First, my guess resulting to the low performance is of course due to the unbalanced dataset, where simply the pattern of absences is better captured than that of the presences. However, I cannot resolve this with the data I currently have (am I sure that I cannot resolve this? not really). This would mean I need more data (anyhow I want this). Second, TN are easier to predict in general. For example, fish need water, if there is no water the model predicts no fish (easy peasy). However, if there is water the model predicts fish, but because there is water, this does not necessarily mean there is fish. For aquatic plants, if flow velocity is > 0.5 m/s species of vascular plants are often absent and mosses are present. Yet, if flow velocity < 0.5 m/s this does not mean vascular are present or mosses are absent. Third, the predictor variables are not suitable and in general the species seem to distributed widely along the gradient of these predictors (you do not need an ML model to tell you this if you look at the boxplots). Moreover, correlations between predictors also present (while not an issue for prediction it is an issue for inference), for some species this is more apparent than others; and some species occur everywhere along these gradient. Although, this idea somehow seems to float around, actually relative little articles discuss this (excluding articles addressing the high misclassification rates of Trophic Macrophyte Indices in general):
Article Spatial and environmental effects on hydrophytic macrophyte ...

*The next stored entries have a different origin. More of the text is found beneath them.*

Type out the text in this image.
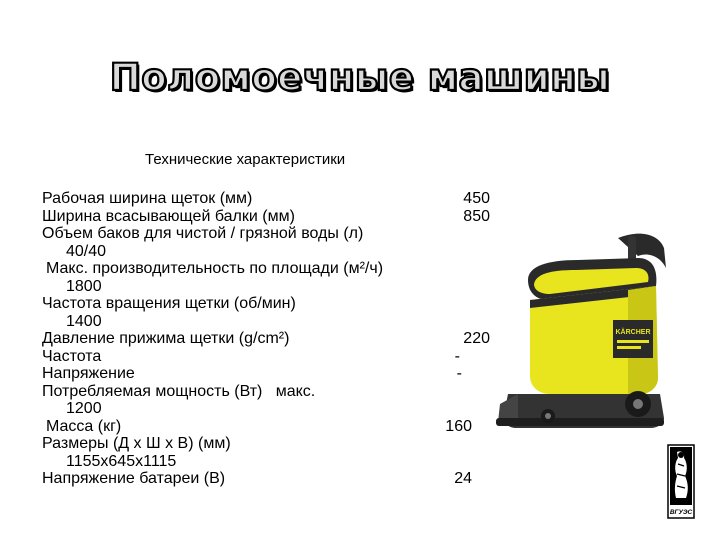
Поломоечные машины
Технические характеристики
Рабочая ширина щеток (мм)	450
Ширина всасывающей балки (мм)	850
Объем баков для чистой / грязной воды (л)
40/40
Макс. производительность по площади (м²/ч)
1800
Частота вращения щетки (об/мин)
1400
Давление прижима щетки (g/cm²)	220
Частота	-
Напряжение	-
Потребляемая мощность (Вт)   макс.
1200
Масса (кг)	160
Размеры (Д x Ш x В) (мм)
1155x645x1115
Напряжение батареи (В)	24
KÄRCHER
ВГУЭС
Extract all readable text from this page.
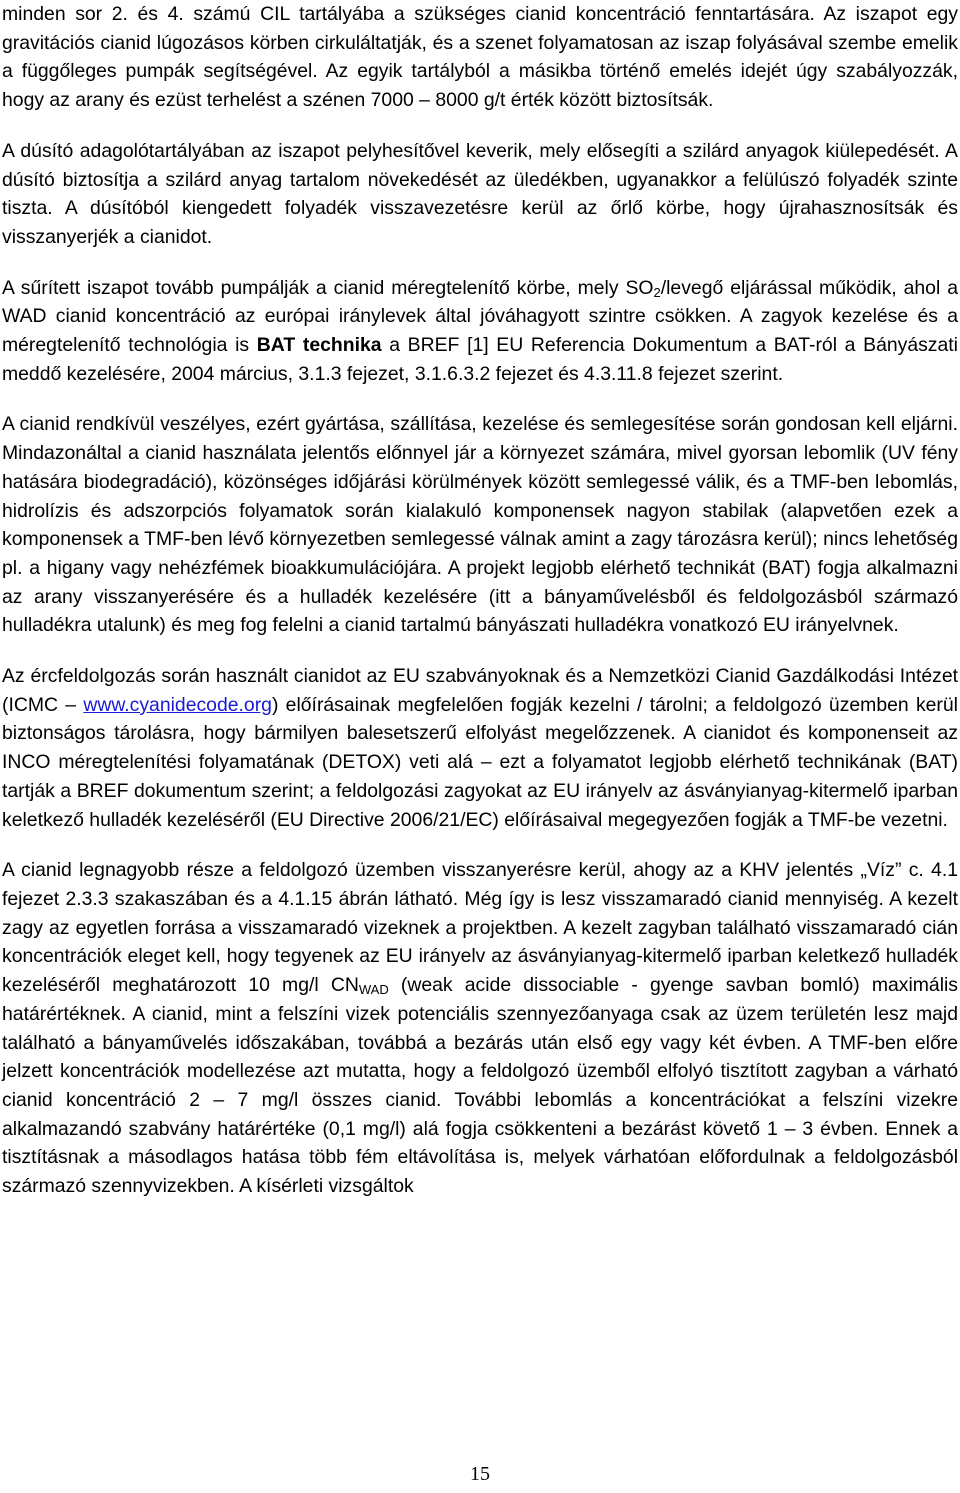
minden sor 2. és 4. számú CIL tartályába a szükséges cianid koncentráció fenntartására. Az iszapot egy gravitációs cianid lúgozásos körben cirkuláltatják, és a szenet folyamatosan az iszap folyásával szembe emelik a függőleges pumpák segítségével. Az egyik tartályból a másikba történő emelés idejét úgy szabályozzák, hogy az arany és ezüst terhelést a szénen 7000 – 8000 g/t érték között biztosítsák.

A dúsító adagolótartályában az iszapot pelyhesítővel keverik, mely elősegíti a szilárd anyagok kiülepedését. A dúsító biztosítja a szilárd anyag tartalom növekedését az üledékben, ugyanakkor a felülúszó folyadék szinte tiszta. A dúsítóból kiengedett folyadék visszavezetésre kerül az őrlő körbe, hogy újrahasznosítsák és visszanyerjék a cianidot.

A sűrített iszapot tovább pumpálják a cianid méregtelenítő körbe, mely $SO_2$/levegő eljárással működik, ahol a WAD cianid koncentráció az európai iránylevek által jóváhagyott szintre csökken. A zagyok kezelése és a méregtelenítő technológia is BAT technika a BREF [1] EU Referencia Dokumentum a BAT-ról a Bányászati meddő kezelésére, 2004 március, 3.1.3 fejezet, 3.1.6.3.2 fejezet és 4.3.11.8 fejezet szerint.

A cianid rendkívül veszélyes, ezért gyártása, szállítása, kezelése és semlegesítése során gondosan kell eljárni. Mindazonáltal a cianid használata jelentős előnnyel jár a környezet számára, mivel gyorsan lebomlik (UV fény hatására biodegradáció), közönséges időjárási körülmények között semlegessé válik, és a TMF-ben lebomlás, hidrolízis és adszorpciós folyamatok során kialakuló komponensek nagyon stabilak (alapvetően ezek a komponensek a TMF-ben lévő környezetben semlegessé válnak amint a zagy tározásra kerül); nincs lehetőség pl. a higany vagy nehézfémek bioakkumulációjára. A projekt legjobb elérhető technikát (BAT) fogja alkalmazni az arany visszanyerésére és a hulladék kezelésére (itt a bányaművelésből és feldolgozásból származó hulladékra utalunk) és meg fog felelni a cianid tartalmú bányászati hulladékra vonatkozó EU irányelvnek.

Az ércfeldolgozás során használt cianidot az EU szabványoknak és a Nemzetközi Cianid Gazdálkodási Intézet (ICMC – www.cyanidecode.org) előírásainak megfelelően fogják kezelni / tárolni; a feldolgozó üzemben kerül biztonságos tárolásra, hogy bármilyen balesetszerű elfolyást megelőzzenek. A cianidot és komponensеit az INCO méregtelenítési folyamatának (DETOX) veti alá – ezt a folyamatot legjobb elérhető technikának (BAT) tartják a BREF dokumentum szerint; a feldolgozási zagyokat az EU irányelv az ásványianyag-kitermelő iparban keletkező hulladék kezeléséről (EU Directive 2006/21/EC) előírásaival megegyezően fogják a TMF-be vezetni.

A cianid legnagyobb része a feldolgozó üzemben visszanyerésre kerül, ahogy az a KHV jelentés „Víz” c. 4.1 fejezet 2.3.3 szakaszában és a 4.1.15 ábrán látható. Még így is lesz visszamaradó cianid mennyiség. A kezelt zagy az egyetlen forrása a visszamaradó vizeknek a projektben. A kezelt zagyban található visszamaradó cián koncentrációk eleget kell, hogy tegyenek az EU irányelv az ásványianyag-kitermelő iparban keletkező hulladék kezeléséről meghatározott 10 mg/l $CN_{WAD}$ (weak acide dissociable - gyenge savban bomló) maximális határértéknek. A cianid, mint a felszíni vizek potenciális szennyezőanyaga csak az üzem területén lesz majd található a bányaművelés időszakában, továbbá a bezárás után első egy vagy két évben. A TMF-ben előre jelzett koncentrációk modellezése azt mutatta, hogy a feldolgozó üzemből elfolyó tisztított zagyban a várható cianid koncentráció 2 – 7 mg/l összes cianid. További lebomlás a koncentrációkat a felszíni vizekre alkalmazandó szabvány határértéke (0,1 mg/l) alá fogja csökkenteni a bezárást követő 1 – 3 évben. Ennek a tisztításnak a másodlagos hatása több fém eltávolítása is, melyek várhatóan előfordulnak a feldolgozásból származó szennyvizekben. A kísérleti vizsgáltok

15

Article Distribution of aquatic macrophytes in contrasting river sys...
Article River macrophyte indices: Not the Holy Grail!
Article Water Framework Directive: Ecological classification of Danish lakes
Article Long-term dynamics of macrophyte dominance and growth-form t...
Even using different model types does not really work (SVM, KNN, GLM, [binomial]). Naive Bayes seem to work, but the prior ends up extremely low for some species thus the model hardly predicts presence. However I turn or twist (organize) the data, I cannot obtain a satisfactory prediction. Are there any statistic or machine learning experts who have any tips or tricks to improve model performance, besides increasing the datasets?
P.S. Perhaps I should start a contest on Kaggle.